Wilson and Chang flagged several warning signs leading up to the dot-com crash in the early 2000s that investors should be on the lookout for.

1. A peak in investment spending

Investment in tech peaked in the early 2000s, right as the bubble in internet stocks started to burst, Goldman said.

Investment spending on tech equipment and software rose to "unusually high levels" in the 90s. That peaked in 2000, when non-residential investment in the telecom and tech sector rose to around 15% of US GDP.

Investment spending began to tumble in the months leading up to the dot-com crash, per Goldman's analysis.

"Highly valued asset prices thus had significant consequences for real spending decisions," the strategists said.

Investors have been growing wary of mega-cap tech firms' spending spree on AI this year. Amazon, Meta, Microsoft, Alphabet, and Apple are on track to spend around $349 billion on capex in 2025.

2. Corporate profits started to fall

Corporate profits peaked in late 1997, several years before the bubble burst.

Corporate profits reached a peak around 1997 before beginning to decline.

"Profitability peaked well before the boom ended," Wilson and Chang wrote. "While reported profit margins were more robust, declining profitability in the macro data in the later years of the boom came alongside accelerating equity prices."

Corporate profits look strong at the moment. The blended net profit margin in the S&P 500 for the third quarter is around 13.1%, above the five-year average of 12.1%, according to FactSet.

3. Corporate debt rose rapidly

The share of company debt relative to profits hit a peak in 2001.

Companies grew increasingly indebted in the lead-up to the dot-com crash. Corporate debt as a percentage of profits peaked in 2001, right as the bubble was bursting, Goldman's analysis shows.

"The combination of rising investment and falling profitability pushed the corporate sector financial balance — the difference between savings and investment — into deficit," the strategists said.

Some of mega-cap tech firms' spending on AI has been funded debt. Meta, for instance, raised $30 billion in bonds in late October as it doubled down on its AI spending plans.

Most firms today, though, look like they're financing capex with free cash flow, Goldman added. The percentage of corporate debt relative to profits also looks significantly lower than it did at the peak of the internet bubble.

Corporate debt as a percentage of profits looks low relative to 2000.

The Fed cut rates

The Fed was in the midst of its rate-cutting cycle in the late 90s, one factor that helped juice the stock market.

"Lower rates and capital inflows added fuel to the equity market," Goldman wrote.
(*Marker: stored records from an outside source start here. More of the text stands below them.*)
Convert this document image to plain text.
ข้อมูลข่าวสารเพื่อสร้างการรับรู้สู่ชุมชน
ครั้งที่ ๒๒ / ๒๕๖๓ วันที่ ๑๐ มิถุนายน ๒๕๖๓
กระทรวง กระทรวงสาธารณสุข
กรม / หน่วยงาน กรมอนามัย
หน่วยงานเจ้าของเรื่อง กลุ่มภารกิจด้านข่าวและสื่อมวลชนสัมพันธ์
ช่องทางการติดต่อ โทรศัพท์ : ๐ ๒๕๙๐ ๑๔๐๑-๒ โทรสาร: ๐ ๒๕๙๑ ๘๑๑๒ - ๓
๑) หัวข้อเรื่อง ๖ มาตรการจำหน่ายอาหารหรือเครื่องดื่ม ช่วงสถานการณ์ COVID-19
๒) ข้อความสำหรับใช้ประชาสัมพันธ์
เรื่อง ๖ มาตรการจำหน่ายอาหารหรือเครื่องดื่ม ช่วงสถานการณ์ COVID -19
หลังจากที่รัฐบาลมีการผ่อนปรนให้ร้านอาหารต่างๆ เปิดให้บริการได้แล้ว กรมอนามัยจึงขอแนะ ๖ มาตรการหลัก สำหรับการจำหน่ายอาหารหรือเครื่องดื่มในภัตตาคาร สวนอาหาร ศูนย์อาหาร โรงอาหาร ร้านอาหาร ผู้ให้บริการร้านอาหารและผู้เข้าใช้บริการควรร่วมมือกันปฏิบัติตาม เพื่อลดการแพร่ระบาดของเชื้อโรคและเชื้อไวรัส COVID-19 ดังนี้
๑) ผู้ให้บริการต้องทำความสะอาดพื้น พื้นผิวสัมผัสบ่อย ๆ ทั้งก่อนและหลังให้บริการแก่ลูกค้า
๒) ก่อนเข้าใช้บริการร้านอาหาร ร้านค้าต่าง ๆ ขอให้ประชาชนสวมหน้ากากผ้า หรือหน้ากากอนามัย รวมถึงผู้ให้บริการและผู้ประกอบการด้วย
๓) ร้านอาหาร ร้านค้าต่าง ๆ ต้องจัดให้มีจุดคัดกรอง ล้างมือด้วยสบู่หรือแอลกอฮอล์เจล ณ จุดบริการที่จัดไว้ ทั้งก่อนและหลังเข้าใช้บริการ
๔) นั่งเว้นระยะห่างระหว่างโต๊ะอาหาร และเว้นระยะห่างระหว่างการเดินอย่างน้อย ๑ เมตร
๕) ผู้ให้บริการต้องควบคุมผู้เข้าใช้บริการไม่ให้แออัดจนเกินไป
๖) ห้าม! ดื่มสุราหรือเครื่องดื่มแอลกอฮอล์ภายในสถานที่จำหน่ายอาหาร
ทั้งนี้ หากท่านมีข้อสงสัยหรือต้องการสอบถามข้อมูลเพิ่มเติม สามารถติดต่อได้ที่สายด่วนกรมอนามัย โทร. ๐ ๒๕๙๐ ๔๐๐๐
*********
The Fed cut interest rates by 25 basis points at its October policy meeting. Investors are expecting the central bank to issue another 25 basis-point cut in December, according to the CME FedWatch tool.

Other market pros, like Ray Dalio, have warned that the Fed's easing cycle could help inflate a bubble in markets.

5. Credit spreads widened

Credit spreads widened heading into the early 2000s.
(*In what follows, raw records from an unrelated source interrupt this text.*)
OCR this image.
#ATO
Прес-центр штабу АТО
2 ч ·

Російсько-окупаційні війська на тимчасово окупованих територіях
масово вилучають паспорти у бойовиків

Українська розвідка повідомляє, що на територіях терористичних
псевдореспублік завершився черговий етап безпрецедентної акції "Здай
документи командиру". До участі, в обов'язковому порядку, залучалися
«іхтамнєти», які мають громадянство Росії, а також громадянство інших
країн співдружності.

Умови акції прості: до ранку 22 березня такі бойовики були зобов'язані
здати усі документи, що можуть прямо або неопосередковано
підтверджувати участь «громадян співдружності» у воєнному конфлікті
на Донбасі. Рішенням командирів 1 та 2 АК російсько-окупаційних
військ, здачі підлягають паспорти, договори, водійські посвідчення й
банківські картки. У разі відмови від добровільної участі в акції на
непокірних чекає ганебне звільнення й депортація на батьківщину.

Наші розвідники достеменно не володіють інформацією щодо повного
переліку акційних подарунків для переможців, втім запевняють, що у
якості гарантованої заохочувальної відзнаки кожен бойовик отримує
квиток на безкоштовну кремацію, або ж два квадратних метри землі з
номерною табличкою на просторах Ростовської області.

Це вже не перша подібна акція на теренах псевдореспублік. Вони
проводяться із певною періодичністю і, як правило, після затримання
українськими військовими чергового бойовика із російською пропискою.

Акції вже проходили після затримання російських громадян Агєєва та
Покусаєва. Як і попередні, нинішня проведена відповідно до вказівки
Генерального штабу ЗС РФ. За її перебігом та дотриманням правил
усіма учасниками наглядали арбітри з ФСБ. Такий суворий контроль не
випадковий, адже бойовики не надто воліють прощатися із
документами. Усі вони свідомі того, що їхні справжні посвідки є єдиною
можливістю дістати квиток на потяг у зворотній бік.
Credit spreads widened leading up to the dot-com crash, the bank noted.

Credit spreads — which refer to the yield paid on a bond or credit instrument over a benchmark like Treasurys — widen when investors perceive higher risk and demand to be paid more to compensate.

Credit spreads remain at historically tight levels but have begun to widen in recent weeks. The ICE Bank of America US High Yield Index Option-Adjusted Spread rose to around 3.15% last week, up 39 basis points from its low of 2.76% in late October.

In the 1990s, these warning signs appeared at least two years before the dot-com bubble actually burst, Wilson and Chang said, adding that they believed the AI trade still had room to run.